Cette vie est devenue un élément important de la
physique planétaire, notamment parce qu’elle influe sur la composition
de l’atmosphère et sur l’équilibre thermique de surface. Ce sont les
premières formes de vie qui ont produit l’oxygène qui nous est
aujourd’hui indispensable, et aujourd’hui, les rejets de nos activités
influent notablement sur l’évolution du climat.
Notre Terre est à
l’échelle de l’univers un petit grain perdu et dérisoire, mais en
quelques milliards d’années, il s’est couvert de vie, de sensibilité et
de conscience. Nous qui sommes aujourd’hui les agents de cette
conscience de la Terre, et qui avons accompli (du moins nous le
croyons) de véritables prodiges, quel sens pouvons nous donner à tout
cela ? La fin de la Terre prévue dans le cataclysme ultime (mais
lointain) du Soleil nous dispense-t-elle de nous soucier de la durée de
notre espèce à l’échelle des temps historiques ?
C’est dans ces
durées accessibles à notre pensée
que nous devons raisonner l’action de
l’humanité. Ainsi, sans avoir à nous mesurer aux temps cosmiques, qui
ne sont pas à notre échelle, nous pourrons penser au delà de
l’agitation sans perspective de la société de consommation. Nous devons
notamment réfléchir au fait que par la colonisation presque maximale de
la Terre et par l'entrée dans la production industrielle, les hommes sont maintenant devenus des acteurs importants dans l'équilibre de leur planète. C'est ce que Paul Crutzen caractérise en désignant comme "Anthropocène"

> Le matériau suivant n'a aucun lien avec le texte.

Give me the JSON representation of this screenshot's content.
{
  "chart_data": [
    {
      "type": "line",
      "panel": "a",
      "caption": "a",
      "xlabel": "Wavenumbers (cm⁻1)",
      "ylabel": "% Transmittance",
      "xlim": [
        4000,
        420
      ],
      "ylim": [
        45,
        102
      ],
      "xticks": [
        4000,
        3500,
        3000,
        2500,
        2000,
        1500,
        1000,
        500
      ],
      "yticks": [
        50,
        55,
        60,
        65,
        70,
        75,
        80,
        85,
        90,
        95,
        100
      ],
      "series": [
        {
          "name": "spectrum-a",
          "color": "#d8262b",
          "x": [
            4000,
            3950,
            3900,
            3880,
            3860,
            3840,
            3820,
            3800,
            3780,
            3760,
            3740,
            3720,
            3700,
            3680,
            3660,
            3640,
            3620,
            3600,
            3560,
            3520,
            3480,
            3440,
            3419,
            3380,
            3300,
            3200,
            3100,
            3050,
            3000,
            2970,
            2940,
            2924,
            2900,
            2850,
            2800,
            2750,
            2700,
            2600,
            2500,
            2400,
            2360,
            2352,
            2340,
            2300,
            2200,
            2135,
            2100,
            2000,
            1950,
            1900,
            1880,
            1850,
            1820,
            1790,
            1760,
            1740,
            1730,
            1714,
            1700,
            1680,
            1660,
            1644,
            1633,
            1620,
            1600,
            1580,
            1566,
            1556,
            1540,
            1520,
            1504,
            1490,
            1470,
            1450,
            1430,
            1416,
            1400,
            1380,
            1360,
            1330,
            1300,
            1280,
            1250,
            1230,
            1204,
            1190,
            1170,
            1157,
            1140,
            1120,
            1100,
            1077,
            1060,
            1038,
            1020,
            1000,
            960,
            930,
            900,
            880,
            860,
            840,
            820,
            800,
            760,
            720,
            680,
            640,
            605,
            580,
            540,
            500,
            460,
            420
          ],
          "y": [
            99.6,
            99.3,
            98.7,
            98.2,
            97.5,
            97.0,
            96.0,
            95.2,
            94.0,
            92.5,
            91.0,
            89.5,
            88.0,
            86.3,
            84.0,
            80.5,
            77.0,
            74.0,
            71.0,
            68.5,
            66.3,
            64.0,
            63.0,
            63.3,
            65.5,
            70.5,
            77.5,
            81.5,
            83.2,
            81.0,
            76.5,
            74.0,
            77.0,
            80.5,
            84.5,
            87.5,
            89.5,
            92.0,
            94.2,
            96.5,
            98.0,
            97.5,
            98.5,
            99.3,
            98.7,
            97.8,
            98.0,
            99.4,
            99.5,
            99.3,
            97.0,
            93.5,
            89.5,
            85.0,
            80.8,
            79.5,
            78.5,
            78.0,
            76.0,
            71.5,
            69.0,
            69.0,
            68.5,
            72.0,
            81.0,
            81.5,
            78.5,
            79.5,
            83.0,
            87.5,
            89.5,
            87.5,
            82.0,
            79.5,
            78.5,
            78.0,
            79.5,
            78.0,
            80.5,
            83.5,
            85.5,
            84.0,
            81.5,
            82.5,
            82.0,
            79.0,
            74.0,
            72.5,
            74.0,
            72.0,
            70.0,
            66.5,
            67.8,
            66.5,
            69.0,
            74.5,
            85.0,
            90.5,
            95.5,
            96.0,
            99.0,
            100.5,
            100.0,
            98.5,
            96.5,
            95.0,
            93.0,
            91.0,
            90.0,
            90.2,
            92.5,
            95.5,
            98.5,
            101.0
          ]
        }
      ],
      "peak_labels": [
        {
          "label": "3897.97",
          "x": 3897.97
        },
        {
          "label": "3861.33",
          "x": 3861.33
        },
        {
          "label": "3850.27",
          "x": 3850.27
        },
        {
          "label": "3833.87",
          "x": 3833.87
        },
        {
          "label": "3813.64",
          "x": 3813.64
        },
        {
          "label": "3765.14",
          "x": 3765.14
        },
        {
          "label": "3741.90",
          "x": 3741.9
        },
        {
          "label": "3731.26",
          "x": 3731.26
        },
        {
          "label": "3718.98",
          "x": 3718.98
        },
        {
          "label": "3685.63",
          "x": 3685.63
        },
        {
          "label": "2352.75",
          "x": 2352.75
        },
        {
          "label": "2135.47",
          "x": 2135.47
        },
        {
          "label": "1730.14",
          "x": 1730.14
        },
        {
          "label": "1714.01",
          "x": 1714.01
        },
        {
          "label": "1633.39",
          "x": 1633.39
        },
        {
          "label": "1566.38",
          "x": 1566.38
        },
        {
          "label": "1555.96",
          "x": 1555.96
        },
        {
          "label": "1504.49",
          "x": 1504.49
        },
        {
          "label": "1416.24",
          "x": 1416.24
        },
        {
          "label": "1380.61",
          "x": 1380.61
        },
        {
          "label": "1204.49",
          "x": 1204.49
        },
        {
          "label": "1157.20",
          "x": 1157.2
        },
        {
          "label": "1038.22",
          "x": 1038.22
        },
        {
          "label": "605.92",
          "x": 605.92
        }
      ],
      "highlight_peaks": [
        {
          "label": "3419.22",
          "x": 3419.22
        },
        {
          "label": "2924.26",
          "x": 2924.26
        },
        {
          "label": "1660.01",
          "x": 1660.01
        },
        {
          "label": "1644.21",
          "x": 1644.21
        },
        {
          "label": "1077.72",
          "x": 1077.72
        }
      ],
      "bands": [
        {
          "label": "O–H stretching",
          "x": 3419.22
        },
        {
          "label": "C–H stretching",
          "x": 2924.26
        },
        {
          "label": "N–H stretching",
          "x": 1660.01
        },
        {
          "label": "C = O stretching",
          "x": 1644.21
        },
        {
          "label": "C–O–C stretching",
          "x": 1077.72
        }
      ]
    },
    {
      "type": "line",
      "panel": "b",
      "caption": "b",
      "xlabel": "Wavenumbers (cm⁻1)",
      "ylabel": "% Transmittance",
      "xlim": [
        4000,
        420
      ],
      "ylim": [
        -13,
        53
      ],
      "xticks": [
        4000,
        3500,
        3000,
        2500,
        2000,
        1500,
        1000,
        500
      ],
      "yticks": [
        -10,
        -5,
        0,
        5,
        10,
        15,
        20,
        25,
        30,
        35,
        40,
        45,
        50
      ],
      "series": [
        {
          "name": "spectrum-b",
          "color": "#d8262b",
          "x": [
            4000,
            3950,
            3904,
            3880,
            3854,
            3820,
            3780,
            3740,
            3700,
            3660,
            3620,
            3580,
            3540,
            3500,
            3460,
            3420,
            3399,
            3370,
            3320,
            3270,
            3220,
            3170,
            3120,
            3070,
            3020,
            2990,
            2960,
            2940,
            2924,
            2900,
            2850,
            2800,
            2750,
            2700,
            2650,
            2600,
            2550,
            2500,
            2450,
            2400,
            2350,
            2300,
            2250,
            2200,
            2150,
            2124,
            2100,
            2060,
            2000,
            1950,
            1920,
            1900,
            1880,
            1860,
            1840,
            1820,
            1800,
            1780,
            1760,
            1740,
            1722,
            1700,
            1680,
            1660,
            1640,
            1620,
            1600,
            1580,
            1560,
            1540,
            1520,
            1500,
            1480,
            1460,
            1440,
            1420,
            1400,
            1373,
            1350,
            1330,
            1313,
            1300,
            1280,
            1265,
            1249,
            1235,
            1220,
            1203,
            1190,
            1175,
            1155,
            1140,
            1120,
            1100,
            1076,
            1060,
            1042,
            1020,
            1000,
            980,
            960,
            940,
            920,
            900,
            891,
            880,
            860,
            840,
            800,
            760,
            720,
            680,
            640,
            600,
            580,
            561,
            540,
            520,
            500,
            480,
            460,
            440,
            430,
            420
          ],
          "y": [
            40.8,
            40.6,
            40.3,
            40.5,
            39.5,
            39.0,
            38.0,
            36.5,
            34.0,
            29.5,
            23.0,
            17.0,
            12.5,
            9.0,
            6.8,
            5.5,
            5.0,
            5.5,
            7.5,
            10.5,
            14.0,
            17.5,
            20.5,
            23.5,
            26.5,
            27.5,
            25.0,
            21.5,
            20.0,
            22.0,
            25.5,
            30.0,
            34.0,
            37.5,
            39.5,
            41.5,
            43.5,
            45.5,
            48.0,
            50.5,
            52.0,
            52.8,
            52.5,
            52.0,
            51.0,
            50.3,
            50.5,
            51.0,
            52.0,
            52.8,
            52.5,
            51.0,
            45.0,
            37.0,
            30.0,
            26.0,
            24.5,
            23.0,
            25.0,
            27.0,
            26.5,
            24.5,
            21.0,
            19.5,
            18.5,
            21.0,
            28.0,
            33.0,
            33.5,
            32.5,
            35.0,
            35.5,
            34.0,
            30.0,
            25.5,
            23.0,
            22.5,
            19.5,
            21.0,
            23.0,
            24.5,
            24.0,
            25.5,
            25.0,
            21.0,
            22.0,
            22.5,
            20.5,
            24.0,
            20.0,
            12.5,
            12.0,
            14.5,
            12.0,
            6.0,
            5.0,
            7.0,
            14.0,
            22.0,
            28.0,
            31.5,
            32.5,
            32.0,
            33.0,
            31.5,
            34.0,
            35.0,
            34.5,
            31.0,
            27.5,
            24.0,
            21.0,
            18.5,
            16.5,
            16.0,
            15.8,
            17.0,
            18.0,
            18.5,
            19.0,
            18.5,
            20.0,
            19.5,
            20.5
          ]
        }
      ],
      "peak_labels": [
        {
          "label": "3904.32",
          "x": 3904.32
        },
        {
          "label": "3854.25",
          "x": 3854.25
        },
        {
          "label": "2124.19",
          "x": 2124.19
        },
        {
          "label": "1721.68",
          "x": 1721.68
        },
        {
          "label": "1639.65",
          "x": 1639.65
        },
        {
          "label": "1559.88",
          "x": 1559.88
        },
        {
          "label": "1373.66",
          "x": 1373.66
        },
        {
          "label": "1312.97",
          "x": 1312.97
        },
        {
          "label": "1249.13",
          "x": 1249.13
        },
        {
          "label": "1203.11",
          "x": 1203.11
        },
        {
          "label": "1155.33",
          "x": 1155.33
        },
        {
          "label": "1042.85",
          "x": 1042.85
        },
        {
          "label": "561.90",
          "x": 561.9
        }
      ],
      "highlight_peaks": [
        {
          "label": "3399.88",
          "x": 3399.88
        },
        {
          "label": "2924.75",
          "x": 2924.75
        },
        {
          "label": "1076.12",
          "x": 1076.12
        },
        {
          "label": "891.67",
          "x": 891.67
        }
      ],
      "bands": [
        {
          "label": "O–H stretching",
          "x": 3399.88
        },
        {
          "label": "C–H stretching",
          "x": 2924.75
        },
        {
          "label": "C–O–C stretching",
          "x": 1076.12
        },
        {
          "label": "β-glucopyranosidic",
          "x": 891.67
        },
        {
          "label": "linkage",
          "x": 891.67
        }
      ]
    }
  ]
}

une nouvelle période géologique ouverte au début du XIXe siècle. Cette
manière de présenter les choses devrait susciter une prise de
conscience, notamment pour que l'organisation des hommes prenne en
compte la nécessité de préserver certains équilibres essentiels à sa
survie.
Si la Terre est importante, ce n’est pas pour l’Univers, ni même pour elle, c’est pour nous.
C’est
ce que nous disent Hubert Reeves dans Mal de Terre, Edgar Morin dans
Terre-Patrie, ou encore Hans Jonas dans Le Principe Responsabilité.